Non-Traditional Therapies in Forensic Populations: Benefits of Human-Animal Interaction, Art Therapy, and Meditation-Based Interventions

By Allison M. Foerschner
2012, Vol. 4 No. 10 | pg. 4/4 |

In 1978, Charles Alexander of the Maharishi University of Management launched an extensive cross-sectional and longitudinal study of the effects of Transcendental Meditation as practiced by inmates at the Massachusetts Correctional Institute – Walpole. Working within a framework that finds that offenders generally occupy lower levels of self-development, defined by numerous characteristics including impulsiveness, aggression, and inability to appropriately handle stress, Alexander hypothesized that inmates who participated in a Transcendental Meditation program would show decreased psychopathology and increased personality development and consciousness. Subjects included 160 male inmates, with the experimental group completing the TM Program of instruction and then, ideally, meditating independently twice a day for 20 minutes per session. Results from the experimental, meditating group showed a significant reduction in negative affect, manifested as anxiety, aggression, impulsivity, and depression as well as significantly improved displays of positive affect, prosocial motivation, and consciousness (Alexander, Walton, & Goodman, 2003).

Alexander continued and expanded his study to include 271 male inmates from the same maximum-security facility, some new to TM, others continuing their practice from the previous study who were, then, considered advanced subjects. After approximately 15 months of practicing TM, inmates in the experimental group, again, showed significant decreases in aggression and anxiety as well as symptoms of schizophrenia and also tested as acquiring higher levels of consciousness. Within the author’s framework of self-development, advanced TM subjects progressed approximately two stages to a level that is actually beyond what is achieved by the average American and made as much or more progress than the typical college student does in 4 years in a timeframe approximately two-and-a-half years shorter (at ~1.5 years of the offenders meditating regularly). This advanced level of self-development showed as increased responsibility, communicativeness, self-respect, and self-monitoring (Alexander & Orme-Johnson, 2003). Again, these results all show promise for treating depression, anxiety, and substance abuse disorders in offenders as well as the effects of prisonization and, some might argue, Antisocial Personality Disorder.

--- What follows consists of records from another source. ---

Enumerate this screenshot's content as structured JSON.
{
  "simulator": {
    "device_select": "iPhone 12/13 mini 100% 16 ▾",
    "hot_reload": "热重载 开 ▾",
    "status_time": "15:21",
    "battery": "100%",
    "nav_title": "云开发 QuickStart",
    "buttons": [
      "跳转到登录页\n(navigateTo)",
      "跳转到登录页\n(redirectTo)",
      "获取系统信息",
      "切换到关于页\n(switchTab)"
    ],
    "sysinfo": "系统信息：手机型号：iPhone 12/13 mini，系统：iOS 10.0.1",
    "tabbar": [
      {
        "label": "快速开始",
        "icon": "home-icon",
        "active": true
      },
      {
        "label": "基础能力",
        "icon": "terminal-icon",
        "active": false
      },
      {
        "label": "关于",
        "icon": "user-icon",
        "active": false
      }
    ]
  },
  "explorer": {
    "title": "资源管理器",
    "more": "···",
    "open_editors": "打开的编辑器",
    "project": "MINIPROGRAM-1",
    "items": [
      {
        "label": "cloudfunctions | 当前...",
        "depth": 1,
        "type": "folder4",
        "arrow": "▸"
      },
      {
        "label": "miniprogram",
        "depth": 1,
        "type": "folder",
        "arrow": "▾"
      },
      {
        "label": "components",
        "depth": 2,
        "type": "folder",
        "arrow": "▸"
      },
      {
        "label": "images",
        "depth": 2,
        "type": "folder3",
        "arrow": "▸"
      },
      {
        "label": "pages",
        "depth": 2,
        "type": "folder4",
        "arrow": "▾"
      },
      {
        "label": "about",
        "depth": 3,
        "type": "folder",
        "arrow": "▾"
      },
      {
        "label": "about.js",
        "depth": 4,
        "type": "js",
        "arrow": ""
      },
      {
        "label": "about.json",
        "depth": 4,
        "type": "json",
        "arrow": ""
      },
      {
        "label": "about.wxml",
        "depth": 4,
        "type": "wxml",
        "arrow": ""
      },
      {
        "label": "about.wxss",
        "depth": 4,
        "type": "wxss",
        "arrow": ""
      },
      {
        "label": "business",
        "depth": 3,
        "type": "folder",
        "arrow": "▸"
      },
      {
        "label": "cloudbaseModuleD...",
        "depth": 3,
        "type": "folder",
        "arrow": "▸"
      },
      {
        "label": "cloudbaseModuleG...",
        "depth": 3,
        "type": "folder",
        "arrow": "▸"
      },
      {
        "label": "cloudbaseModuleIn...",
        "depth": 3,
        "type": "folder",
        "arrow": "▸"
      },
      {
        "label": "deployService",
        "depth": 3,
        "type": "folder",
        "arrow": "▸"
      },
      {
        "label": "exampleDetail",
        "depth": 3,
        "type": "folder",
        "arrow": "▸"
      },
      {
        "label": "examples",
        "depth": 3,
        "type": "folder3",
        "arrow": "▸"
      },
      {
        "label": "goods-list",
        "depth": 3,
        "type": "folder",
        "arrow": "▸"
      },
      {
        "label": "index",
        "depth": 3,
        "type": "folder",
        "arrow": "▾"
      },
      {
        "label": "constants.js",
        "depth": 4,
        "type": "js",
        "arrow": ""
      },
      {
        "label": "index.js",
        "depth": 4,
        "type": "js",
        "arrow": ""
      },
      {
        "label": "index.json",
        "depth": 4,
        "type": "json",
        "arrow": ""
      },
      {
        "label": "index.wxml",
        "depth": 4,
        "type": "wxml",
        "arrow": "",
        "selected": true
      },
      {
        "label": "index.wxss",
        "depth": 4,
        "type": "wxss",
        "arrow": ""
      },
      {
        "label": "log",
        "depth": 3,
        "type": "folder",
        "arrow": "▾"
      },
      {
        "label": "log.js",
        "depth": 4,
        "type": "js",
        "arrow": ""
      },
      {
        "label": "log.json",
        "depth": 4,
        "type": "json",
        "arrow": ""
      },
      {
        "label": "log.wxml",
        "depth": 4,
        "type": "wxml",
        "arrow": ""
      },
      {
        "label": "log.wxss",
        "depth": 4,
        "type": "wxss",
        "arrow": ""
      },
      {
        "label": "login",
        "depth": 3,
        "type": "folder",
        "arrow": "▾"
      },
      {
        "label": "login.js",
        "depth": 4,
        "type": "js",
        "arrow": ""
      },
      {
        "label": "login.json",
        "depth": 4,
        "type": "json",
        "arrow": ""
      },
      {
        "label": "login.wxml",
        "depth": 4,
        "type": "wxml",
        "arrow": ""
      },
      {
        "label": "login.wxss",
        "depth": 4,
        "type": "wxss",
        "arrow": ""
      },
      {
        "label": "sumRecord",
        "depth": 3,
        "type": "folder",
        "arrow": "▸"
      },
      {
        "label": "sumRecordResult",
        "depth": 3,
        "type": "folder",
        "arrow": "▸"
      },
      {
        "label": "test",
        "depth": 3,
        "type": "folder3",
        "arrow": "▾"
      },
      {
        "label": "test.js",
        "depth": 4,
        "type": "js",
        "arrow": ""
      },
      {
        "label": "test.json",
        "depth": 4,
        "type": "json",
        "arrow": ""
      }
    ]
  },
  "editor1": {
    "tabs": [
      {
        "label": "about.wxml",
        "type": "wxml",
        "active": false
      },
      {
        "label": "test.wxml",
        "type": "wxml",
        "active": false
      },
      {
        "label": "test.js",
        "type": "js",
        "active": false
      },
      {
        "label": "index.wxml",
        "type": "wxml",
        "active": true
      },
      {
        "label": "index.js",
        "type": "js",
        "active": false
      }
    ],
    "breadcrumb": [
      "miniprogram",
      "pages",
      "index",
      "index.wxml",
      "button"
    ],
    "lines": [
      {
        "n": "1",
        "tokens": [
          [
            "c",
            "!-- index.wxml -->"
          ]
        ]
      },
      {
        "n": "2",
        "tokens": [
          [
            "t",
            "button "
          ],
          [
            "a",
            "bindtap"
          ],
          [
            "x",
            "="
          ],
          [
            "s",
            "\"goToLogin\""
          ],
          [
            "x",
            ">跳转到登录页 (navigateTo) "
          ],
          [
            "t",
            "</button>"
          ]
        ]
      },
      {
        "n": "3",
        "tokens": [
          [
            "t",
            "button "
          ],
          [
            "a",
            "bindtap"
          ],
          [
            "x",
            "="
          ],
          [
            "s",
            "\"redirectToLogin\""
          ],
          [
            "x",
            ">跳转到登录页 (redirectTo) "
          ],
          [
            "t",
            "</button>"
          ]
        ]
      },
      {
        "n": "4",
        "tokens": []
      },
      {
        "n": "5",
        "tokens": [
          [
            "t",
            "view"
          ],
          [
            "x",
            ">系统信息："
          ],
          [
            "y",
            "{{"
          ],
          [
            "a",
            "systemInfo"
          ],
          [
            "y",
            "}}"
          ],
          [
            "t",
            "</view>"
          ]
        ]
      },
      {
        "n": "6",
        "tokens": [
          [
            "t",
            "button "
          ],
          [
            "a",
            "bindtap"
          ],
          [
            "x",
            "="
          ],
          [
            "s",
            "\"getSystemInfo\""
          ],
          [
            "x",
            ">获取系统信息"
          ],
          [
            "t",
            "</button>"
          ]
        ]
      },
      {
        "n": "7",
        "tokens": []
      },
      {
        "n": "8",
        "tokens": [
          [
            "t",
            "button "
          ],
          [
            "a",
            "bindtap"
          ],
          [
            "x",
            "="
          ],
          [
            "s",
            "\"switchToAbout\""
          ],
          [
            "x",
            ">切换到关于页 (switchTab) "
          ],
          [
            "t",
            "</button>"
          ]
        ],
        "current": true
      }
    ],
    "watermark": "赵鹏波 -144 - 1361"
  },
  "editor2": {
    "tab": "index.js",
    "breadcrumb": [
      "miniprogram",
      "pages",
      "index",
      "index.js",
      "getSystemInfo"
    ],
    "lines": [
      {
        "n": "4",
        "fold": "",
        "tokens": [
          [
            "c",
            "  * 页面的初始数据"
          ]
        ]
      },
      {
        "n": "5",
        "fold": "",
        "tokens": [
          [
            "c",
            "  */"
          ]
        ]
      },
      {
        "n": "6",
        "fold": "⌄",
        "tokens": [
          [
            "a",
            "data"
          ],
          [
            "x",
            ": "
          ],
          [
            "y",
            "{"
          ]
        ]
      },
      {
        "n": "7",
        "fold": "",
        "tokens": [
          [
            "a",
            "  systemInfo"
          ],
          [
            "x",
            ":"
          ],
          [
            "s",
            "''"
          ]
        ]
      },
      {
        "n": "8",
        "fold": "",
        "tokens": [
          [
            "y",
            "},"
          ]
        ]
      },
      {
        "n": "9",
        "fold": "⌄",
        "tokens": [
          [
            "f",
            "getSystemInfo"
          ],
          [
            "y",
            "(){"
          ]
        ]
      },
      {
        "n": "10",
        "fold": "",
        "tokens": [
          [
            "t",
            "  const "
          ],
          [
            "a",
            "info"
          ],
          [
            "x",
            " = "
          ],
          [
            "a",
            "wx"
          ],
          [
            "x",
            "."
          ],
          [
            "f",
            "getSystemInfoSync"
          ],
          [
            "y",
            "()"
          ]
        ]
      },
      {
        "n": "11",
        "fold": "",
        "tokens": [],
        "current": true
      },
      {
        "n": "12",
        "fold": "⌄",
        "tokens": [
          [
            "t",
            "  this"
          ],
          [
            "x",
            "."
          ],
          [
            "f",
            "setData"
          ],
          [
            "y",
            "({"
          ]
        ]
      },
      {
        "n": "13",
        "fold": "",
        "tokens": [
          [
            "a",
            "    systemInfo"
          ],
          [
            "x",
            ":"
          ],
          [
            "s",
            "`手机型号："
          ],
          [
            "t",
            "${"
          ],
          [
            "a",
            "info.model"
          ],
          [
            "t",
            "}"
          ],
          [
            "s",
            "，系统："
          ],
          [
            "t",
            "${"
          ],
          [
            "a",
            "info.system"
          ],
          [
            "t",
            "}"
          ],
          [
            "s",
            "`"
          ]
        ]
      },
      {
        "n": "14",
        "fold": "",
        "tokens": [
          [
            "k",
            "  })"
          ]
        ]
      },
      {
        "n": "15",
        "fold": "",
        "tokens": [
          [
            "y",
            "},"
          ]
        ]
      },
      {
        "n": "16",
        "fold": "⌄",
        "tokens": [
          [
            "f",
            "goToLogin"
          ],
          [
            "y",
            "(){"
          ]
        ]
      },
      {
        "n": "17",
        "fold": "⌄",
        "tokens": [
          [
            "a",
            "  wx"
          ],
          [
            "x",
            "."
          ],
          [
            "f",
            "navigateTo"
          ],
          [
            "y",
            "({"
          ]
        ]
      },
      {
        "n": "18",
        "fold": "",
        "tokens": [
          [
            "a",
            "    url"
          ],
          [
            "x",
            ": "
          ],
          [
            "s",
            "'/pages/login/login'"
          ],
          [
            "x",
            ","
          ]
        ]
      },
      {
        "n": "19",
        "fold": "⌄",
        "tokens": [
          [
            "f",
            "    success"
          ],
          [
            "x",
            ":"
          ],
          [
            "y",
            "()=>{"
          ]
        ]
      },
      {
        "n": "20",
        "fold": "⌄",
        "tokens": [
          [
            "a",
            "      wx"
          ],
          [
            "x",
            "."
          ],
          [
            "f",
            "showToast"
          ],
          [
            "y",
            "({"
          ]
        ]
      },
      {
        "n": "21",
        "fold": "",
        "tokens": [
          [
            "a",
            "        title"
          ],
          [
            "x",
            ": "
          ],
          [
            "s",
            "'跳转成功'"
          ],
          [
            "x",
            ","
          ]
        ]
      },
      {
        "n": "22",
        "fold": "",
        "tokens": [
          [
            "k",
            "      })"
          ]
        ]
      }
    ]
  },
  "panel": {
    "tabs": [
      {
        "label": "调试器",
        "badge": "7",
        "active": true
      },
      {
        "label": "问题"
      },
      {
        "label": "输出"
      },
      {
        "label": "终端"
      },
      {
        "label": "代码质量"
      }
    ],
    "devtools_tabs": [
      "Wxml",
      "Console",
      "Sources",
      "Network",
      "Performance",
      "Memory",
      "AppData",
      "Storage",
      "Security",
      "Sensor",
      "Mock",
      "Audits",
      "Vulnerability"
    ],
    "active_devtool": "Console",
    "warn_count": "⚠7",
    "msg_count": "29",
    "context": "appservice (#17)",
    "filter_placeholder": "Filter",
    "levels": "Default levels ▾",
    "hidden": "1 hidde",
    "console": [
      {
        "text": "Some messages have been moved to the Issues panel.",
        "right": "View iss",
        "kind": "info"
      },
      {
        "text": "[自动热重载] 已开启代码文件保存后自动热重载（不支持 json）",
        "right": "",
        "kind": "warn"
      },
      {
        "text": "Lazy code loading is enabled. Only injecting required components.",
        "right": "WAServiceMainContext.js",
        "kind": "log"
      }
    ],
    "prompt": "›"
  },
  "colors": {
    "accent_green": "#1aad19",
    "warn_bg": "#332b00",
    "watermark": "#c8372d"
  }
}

Similar results have been generated by studies that evaluated more specifically the effects of meditation-based interventions on substance use and anxiety disorders. Bowen et al. (2006) conducted a study at a minimum-security jail with male and female inmates in an effort to determine the acceptability and effectiveness of Vipassana meditation (VM) on problematic substance use and psychosocial outcomes. During a 15-month period, nine 10-day, gender-segregated VM courses were evaluated, and 78 participants completed all of the measures through the last test that was conducted 6 months post-release. Results revealed in the VM group significantly decreased substance use and fewer psychiatric symptoms on the 3-month post-release measure as well as greater optimism and internal locus of control regarding problematic alcohol use (Bowen, et al, 2006). Simpson et al. (2006) found that Vipassana meditation was also effective in decreasing the use of illicit drugs and alcohol in incarcerated individuals who were co-morbid with marked symptoms of Post-Traumatic Stress Disorder, which is supporting evidence for the positive implications of meditation-based interventions in treating offenders who suffer from anxiety disorders, substance use disorders, and substance abuse as a result of self-medicating to treat symptoms of anxiety.

Discussion and Concluding Remarks

Human-animal interaction, art therapy, and meditation-based interventions have all clearly been shown to have positive outcomes in treating affective, anxiety, and substance use disorders as well as the effects of prisonization in forensic populations. Human-animal interaction succeeds in assisting offenders to achieve higher levels of positive affect and lower levels of anxiety, depressive symptoms, aggression, and social withdrawal. In an unsympathetic environment, human-animal interaction provides offenders with a safe place to express affection, develop prosocial behaviors, and a find sense of purpose through working with a program that benefits the community. Art therapy also provides offenders with a safe place for expression and has the unique ability to evade resistance from those who do not wish to openly engage in therapy. Decreased negative affect including symptoms of depression and anxiety are further benefits of art therapy in addition to the encouragement of prosocial behaviors that result from collaborative art projects. Meditation-based interventions show incredible promise for decreasing symptoms of depression and anxiety, reducing substance abuse, particularly as it occurs in the form of self-medication, and reducing effects of prisonization such as aggression and hostility. MBIs have the added benefit of being cost-effective and accessible to a large proportion of inmates as it does not require any additional resources after the initial instruction and can be practiced at any time and location. While these therapies would not be sufficient for treating severe and biochemically-based illnesses that require pharmaceutical intervention, one can confidently recommend these modalities as adjunctive treatments that are successful in affecting transformative therapeutic change in forensic populations beyond the reach of conventional modalities.